Hello,
Apologies for the basic question, but I cannot for the life of me figure out how to get the SBS file location of the file I have open currently in SD2018.3 even after going through some of the API documentation
import sd
import sdplugins
from LTools.Tools import Exporter
class ExportToTGAFullSize(sdplugins.Plugin):
sPluginDesc = sdplugins.PluginDesc(
aLabel = 'Export To TGA - FullSize',
aTooltip = 'Exports the TGAs of the current Substance Graph to the Data Folder',
aPluginLocation = sdplugins.PluginLocationMenu(sdplugins.MenuId.Scripts, 'LTools', 0),
aIconFileAbsPath = '')
def run(self, aContext) :
#How to get the current file location so exporter knows where to mirror this in Project>Data?
Exporter.Export(ArtSourceFileLocation, 100)
pass
# Register module classes
sd.getContext().getSDApplication().registerModule(__name__)

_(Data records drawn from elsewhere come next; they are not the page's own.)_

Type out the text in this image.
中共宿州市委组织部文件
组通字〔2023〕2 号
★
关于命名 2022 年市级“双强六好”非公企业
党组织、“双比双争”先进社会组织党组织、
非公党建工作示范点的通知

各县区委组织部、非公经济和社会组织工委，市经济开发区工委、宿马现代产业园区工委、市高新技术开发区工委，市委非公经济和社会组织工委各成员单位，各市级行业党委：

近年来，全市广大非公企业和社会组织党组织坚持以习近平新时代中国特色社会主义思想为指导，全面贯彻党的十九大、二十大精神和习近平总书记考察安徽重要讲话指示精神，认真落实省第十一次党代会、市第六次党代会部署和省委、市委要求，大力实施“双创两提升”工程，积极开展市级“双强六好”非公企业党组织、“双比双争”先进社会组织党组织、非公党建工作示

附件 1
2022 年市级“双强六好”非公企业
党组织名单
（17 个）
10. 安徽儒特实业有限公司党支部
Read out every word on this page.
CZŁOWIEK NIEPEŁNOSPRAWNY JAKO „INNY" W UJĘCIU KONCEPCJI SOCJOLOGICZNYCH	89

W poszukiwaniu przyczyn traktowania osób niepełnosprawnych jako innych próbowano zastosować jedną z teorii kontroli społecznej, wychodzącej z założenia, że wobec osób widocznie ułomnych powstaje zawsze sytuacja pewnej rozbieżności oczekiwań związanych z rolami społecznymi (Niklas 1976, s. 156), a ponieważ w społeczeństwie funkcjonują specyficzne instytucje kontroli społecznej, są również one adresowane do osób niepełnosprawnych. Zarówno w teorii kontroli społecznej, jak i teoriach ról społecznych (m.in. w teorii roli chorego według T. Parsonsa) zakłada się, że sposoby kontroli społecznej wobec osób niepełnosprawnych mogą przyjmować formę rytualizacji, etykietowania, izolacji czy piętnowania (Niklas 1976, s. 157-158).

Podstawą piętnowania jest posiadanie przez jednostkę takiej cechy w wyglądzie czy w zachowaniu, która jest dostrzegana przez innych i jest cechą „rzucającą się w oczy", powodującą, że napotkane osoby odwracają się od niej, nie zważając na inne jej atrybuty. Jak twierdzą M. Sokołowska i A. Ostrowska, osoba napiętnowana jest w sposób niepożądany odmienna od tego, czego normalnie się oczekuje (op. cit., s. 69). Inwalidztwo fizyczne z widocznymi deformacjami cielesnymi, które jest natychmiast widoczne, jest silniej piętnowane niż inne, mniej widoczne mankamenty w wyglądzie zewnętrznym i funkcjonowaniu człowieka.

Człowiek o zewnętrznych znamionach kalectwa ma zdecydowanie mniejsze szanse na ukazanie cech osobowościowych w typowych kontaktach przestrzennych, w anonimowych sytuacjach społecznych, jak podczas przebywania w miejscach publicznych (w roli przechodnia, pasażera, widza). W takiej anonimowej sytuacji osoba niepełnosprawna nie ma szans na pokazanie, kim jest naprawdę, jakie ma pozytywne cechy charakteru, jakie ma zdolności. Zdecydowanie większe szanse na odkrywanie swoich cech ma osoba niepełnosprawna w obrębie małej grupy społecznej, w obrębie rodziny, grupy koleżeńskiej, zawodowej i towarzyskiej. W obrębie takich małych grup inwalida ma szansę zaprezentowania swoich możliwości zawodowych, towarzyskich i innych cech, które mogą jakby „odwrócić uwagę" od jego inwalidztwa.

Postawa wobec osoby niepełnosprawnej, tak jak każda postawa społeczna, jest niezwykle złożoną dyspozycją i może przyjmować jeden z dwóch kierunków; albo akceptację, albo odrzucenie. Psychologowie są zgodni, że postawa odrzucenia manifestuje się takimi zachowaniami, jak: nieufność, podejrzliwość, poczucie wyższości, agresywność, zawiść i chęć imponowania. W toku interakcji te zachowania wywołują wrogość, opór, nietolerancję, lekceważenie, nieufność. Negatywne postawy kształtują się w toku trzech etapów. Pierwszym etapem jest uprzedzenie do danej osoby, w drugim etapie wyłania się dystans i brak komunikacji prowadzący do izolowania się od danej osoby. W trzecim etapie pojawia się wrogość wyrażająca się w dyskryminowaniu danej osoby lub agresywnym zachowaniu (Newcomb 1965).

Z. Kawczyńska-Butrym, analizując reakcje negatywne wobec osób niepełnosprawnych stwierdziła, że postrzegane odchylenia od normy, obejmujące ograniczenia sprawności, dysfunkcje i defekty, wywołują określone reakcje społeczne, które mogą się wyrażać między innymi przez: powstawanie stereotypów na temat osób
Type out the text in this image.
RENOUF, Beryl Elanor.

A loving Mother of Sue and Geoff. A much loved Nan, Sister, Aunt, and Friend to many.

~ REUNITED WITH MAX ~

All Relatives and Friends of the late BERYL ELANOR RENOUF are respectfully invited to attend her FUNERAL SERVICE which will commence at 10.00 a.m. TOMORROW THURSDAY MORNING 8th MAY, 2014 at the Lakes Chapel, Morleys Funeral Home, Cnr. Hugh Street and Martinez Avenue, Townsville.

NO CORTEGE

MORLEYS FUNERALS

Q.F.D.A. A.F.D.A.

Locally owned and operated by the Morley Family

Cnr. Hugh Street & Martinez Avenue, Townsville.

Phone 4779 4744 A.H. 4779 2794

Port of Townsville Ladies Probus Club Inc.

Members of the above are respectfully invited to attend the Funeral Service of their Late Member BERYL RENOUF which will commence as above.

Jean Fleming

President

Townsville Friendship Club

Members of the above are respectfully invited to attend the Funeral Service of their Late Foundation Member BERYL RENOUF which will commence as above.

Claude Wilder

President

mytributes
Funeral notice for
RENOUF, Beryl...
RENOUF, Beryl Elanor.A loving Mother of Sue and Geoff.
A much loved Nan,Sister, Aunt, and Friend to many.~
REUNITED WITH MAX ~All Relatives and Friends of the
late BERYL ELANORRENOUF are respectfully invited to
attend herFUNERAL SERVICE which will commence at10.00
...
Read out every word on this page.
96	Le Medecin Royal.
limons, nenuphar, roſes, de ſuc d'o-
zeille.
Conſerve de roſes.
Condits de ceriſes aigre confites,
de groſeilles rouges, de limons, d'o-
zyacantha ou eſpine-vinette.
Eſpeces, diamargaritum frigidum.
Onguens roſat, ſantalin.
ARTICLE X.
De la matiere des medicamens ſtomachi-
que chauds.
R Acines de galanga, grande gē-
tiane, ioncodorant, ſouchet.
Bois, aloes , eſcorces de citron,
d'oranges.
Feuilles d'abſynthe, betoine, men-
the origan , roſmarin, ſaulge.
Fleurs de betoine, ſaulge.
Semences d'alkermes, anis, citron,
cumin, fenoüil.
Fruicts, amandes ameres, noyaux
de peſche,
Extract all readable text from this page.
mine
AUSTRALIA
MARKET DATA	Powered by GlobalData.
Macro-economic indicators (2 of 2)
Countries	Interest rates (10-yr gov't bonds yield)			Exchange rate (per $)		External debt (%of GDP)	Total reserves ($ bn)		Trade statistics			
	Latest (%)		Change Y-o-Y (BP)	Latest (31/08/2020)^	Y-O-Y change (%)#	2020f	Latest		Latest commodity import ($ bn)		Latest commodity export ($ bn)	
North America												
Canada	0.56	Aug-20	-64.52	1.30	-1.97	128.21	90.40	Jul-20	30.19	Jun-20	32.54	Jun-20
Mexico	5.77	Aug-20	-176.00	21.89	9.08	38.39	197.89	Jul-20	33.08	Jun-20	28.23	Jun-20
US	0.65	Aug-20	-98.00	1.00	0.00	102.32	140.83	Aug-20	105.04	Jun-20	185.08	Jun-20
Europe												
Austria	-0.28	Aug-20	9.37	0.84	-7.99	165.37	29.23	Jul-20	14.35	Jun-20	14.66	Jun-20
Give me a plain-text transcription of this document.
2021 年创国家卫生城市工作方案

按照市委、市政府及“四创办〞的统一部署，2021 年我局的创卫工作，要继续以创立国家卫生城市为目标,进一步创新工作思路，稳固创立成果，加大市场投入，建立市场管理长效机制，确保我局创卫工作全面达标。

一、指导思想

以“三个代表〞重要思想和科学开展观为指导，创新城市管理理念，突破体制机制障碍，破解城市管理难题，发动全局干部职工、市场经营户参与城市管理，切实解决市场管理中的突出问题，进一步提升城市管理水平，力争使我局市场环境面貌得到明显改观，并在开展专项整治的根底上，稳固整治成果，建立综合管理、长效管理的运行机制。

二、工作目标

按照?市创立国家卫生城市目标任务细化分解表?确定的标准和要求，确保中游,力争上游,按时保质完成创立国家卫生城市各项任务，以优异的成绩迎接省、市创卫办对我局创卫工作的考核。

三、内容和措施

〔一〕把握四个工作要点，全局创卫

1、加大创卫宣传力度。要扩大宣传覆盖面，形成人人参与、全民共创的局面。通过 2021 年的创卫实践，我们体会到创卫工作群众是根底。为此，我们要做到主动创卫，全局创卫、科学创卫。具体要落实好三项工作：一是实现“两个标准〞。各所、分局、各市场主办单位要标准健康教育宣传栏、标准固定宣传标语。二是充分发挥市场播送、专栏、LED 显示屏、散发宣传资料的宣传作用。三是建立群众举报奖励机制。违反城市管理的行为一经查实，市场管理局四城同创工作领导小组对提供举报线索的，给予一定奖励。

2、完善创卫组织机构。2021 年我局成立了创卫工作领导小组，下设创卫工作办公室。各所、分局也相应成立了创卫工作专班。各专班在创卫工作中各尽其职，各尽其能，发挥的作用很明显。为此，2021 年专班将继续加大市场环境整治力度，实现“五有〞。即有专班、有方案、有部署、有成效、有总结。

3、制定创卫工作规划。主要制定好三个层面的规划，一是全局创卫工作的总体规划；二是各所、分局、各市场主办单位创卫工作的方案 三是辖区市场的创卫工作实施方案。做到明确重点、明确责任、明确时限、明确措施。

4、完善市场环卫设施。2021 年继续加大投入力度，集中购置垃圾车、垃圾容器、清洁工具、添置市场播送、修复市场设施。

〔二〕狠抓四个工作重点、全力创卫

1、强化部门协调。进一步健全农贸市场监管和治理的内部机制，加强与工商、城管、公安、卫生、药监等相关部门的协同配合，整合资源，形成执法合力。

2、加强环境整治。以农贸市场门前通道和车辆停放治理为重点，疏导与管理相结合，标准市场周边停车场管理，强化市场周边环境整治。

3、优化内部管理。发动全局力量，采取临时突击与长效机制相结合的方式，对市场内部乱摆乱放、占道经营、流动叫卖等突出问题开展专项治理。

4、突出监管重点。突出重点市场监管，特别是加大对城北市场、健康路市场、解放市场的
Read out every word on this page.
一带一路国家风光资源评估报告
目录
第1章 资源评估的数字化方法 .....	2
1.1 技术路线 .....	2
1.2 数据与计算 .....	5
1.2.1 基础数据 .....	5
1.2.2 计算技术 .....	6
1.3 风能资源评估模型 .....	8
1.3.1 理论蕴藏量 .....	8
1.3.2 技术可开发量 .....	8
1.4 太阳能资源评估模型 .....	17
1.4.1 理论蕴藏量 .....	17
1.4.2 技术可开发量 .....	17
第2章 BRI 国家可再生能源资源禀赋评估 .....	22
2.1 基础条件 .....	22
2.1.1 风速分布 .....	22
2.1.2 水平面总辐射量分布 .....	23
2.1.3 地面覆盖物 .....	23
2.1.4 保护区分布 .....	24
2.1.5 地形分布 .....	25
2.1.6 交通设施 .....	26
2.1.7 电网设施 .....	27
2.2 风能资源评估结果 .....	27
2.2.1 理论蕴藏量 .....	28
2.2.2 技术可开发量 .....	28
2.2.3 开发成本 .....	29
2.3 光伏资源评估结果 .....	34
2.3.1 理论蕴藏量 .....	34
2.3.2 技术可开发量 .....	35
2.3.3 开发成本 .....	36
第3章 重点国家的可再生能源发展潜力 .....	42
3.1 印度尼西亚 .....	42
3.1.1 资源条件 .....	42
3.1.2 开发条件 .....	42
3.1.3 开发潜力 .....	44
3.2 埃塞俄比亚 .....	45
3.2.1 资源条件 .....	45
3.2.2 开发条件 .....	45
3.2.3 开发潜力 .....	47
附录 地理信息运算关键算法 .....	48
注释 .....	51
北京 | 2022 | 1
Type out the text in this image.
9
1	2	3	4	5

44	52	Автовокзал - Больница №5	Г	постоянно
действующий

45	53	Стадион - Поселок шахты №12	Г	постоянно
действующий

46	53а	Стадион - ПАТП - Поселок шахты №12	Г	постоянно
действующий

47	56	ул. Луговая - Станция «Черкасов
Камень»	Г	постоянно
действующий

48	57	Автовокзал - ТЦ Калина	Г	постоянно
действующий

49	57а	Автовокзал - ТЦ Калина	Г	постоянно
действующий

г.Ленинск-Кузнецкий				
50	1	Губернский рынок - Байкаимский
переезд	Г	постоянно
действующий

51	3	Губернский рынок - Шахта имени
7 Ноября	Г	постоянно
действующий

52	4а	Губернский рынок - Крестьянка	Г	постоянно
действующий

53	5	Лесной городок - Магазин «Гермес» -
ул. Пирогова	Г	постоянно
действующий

Basically what I'm looking for is something like:
pm.sceneName() in Pymel/Maya which returns a value like-
P:/LTP4/Projects/ArtSource/Environments/Props/Crate_Clean.mb
Something like this but, in SBS format.... So
P:/LTP4/Projects/ArtSource/Environments/Materials/Shared/Wood_Clean.sbs
I also apologies for it being SD2018.3, but it is what our studio is running currently and I do not believe we are upgrading to a newer version of SD just yet
TIA